Thursday, November 25, 2010

BJP’s day of electoral victory and moral defeat

Seats fought 102, seats won 91, no, it was not in Egypt or in one of the so-called democracies in the Middle East. This happened in India, to be more precise in the just concluded elections for the Bihar Assembly, the results of which were declared yesterday, and the political party getting this magical success ratio is the Bhartiya Janata Party. The party’s candidates even won from a majority of the constituencies where the Muslims formed more than one fifth of the population and against Muslim rivals put up by the RJD-LJP combine and the Congress. Almost a clean sweep, it is a phenomenal achievement the like of which any political party in India may not be able to repeat in a long time. BJP deserves the nation’s congratulations and its coalition with Janata Dal United good wishes not only to last for the full term of five years but also to attain its ambition of making Bihar one of India’s developed states by 2015.

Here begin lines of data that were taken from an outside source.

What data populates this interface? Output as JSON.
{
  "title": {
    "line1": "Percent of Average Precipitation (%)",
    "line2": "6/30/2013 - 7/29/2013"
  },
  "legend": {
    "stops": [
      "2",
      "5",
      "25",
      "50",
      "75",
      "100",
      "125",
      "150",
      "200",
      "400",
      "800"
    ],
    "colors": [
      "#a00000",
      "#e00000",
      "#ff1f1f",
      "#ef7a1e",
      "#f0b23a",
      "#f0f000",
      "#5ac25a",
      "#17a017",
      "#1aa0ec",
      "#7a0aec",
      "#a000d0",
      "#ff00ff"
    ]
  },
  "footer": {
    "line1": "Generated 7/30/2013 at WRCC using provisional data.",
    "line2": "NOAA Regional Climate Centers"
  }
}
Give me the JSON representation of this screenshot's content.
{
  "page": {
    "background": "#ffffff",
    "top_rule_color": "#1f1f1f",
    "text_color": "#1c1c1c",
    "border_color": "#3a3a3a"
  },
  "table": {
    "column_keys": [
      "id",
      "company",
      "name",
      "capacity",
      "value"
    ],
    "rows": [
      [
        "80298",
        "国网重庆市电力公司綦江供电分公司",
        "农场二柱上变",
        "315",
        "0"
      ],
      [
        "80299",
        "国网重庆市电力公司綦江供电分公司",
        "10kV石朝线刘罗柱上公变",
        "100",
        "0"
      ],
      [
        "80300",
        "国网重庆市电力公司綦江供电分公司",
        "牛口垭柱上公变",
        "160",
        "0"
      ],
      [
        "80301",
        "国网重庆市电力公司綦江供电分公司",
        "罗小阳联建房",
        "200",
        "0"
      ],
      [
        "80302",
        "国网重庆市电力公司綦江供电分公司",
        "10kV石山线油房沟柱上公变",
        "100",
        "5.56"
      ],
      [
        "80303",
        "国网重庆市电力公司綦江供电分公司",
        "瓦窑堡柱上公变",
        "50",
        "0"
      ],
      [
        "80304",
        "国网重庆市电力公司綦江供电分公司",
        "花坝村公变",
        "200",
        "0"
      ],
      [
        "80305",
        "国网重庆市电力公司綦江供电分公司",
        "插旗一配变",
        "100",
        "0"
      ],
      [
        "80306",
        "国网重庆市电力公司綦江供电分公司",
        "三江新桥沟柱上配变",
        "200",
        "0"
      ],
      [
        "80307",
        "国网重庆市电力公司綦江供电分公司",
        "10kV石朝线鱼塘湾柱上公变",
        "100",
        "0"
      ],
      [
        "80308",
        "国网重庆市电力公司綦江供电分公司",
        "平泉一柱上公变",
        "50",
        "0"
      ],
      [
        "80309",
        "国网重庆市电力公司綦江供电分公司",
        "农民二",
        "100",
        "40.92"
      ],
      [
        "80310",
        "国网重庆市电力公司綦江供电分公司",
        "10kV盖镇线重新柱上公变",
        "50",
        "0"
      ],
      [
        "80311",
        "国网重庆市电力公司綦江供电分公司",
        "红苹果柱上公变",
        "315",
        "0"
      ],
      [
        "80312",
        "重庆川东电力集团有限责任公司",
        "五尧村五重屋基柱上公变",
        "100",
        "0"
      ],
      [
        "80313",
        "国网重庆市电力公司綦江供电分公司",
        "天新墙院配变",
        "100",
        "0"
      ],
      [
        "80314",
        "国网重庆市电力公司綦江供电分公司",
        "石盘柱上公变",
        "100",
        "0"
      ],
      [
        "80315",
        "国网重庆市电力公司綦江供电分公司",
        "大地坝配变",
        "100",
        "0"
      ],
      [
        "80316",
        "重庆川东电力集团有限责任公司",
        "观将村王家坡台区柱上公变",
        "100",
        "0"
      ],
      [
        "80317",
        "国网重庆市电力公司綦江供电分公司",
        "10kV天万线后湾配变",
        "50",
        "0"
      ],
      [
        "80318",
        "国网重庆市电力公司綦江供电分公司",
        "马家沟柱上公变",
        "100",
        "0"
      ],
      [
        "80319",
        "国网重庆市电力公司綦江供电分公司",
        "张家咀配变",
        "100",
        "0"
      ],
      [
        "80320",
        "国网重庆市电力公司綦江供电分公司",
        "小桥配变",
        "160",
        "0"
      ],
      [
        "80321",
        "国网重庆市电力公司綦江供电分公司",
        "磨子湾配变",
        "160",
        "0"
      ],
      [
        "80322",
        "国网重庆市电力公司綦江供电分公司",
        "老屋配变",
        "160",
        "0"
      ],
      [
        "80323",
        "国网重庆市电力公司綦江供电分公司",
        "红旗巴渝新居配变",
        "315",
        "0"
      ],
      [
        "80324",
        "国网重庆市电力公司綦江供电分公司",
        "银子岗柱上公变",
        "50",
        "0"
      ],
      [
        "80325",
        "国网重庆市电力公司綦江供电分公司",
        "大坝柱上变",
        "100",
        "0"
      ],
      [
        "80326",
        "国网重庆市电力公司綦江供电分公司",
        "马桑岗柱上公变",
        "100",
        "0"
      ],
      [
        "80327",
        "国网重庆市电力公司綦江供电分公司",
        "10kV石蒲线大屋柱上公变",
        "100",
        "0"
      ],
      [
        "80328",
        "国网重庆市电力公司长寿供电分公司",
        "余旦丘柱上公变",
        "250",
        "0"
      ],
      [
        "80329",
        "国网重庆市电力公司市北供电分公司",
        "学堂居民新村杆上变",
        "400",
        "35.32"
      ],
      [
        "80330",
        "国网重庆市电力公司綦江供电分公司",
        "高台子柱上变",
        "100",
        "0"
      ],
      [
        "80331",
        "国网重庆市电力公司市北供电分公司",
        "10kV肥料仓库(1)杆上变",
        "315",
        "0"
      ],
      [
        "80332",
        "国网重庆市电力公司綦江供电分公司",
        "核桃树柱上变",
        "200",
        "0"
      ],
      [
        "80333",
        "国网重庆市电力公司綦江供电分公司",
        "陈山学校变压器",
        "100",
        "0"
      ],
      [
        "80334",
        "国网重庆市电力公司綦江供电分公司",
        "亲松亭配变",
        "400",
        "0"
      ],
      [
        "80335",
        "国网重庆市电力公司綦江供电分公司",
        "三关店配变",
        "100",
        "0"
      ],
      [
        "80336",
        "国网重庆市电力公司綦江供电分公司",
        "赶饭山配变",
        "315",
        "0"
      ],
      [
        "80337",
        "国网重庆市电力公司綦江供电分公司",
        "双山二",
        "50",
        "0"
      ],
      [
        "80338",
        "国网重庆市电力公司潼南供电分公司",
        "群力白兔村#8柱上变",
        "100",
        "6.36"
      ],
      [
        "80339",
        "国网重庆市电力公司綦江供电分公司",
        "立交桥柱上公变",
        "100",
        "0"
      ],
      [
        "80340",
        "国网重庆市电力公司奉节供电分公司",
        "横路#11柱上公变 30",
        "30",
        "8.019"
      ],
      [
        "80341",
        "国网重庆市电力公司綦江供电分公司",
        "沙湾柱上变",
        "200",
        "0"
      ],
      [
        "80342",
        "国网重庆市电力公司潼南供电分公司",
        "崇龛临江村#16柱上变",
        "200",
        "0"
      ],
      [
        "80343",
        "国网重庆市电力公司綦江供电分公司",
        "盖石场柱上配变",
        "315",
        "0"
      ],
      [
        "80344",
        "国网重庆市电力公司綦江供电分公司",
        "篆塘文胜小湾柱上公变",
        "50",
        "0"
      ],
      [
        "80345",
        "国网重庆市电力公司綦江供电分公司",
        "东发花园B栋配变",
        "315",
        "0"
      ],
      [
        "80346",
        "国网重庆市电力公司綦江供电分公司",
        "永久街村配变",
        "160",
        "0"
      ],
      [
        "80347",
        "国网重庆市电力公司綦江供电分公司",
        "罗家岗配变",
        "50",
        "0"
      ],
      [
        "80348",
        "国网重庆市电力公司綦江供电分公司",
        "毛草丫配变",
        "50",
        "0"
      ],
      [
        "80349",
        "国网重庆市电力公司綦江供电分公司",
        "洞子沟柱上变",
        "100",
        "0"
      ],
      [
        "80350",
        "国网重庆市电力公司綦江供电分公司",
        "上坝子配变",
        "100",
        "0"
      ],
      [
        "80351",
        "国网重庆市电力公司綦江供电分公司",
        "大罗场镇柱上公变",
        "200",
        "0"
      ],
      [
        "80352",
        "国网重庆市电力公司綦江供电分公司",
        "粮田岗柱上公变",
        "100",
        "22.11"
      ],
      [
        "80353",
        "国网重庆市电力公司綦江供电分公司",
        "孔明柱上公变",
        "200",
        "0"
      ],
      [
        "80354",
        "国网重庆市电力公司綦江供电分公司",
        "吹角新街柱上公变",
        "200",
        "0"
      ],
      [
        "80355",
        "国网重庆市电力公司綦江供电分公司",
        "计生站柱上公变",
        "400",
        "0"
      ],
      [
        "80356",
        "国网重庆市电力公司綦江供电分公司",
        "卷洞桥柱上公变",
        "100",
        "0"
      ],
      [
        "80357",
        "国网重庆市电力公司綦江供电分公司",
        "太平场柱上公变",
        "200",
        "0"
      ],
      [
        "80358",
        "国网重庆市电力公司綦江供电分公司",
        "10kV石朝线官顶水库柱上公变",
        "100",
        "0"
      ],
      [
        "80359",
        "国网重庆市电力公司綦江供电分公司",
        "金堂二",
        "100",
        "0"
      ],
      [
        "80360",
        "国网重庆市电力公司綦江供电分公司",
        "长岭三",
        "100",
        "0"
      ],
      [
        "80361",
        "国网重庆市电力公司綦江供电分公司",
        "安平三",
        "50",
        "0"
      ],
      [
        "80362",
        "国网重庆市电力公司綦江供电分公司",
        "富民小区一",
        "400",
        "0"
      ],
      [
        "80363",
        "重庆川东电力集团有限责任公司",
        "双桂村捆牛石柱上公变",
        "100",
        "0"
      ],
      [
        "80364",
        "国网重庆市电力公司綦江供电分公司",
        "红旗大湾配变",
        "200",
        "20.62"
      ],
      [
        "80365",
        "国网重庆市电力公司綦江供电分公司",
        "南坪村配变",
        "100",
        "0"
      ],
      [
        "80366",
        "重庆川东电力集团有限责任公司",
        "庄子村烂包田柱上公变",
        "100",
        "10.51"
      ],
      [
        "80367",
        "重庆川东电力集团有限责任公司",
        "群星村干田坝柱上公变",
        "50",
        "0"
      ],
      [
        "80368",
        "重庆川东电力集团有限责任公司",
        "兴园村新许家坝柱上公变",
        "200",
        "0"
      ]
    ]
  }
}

So far so good, but on that very day, at the precise hour when the victory in Bihar looked certain according to the trends thrown up by the state-wide counting of votes, the BJP president Nitin Gadkari announced that the party’s chief minister in Karnataka, B.S. Yeddyurappa, would continue in his position. Only a couple of days earlier, on studying the state government’s files on land denotification and allotment by Yeddyurappa, the top leadership of the BJP had confirmed his culpability and had asked him to step down. BSY quickly set up a judicial commission under a retired judge of the Karnataka High Court to inquire into the land scam and his own role in it, but he refused to resign, adding insult to the high command’s injury by saying that no one had asked him to do so.

BJP’s volte-face on Karnataka has taken a large part of the shine off its unprecedented performance in the Bihar election. It has also considerably weakened its case for instituting an inquiry into the 2G spectrum and Commonwealth Games scams by a Joint Parliamentary Committee by giving the ruling Congress-led alliance at the Centre a chance to accuse it of practicing double standards.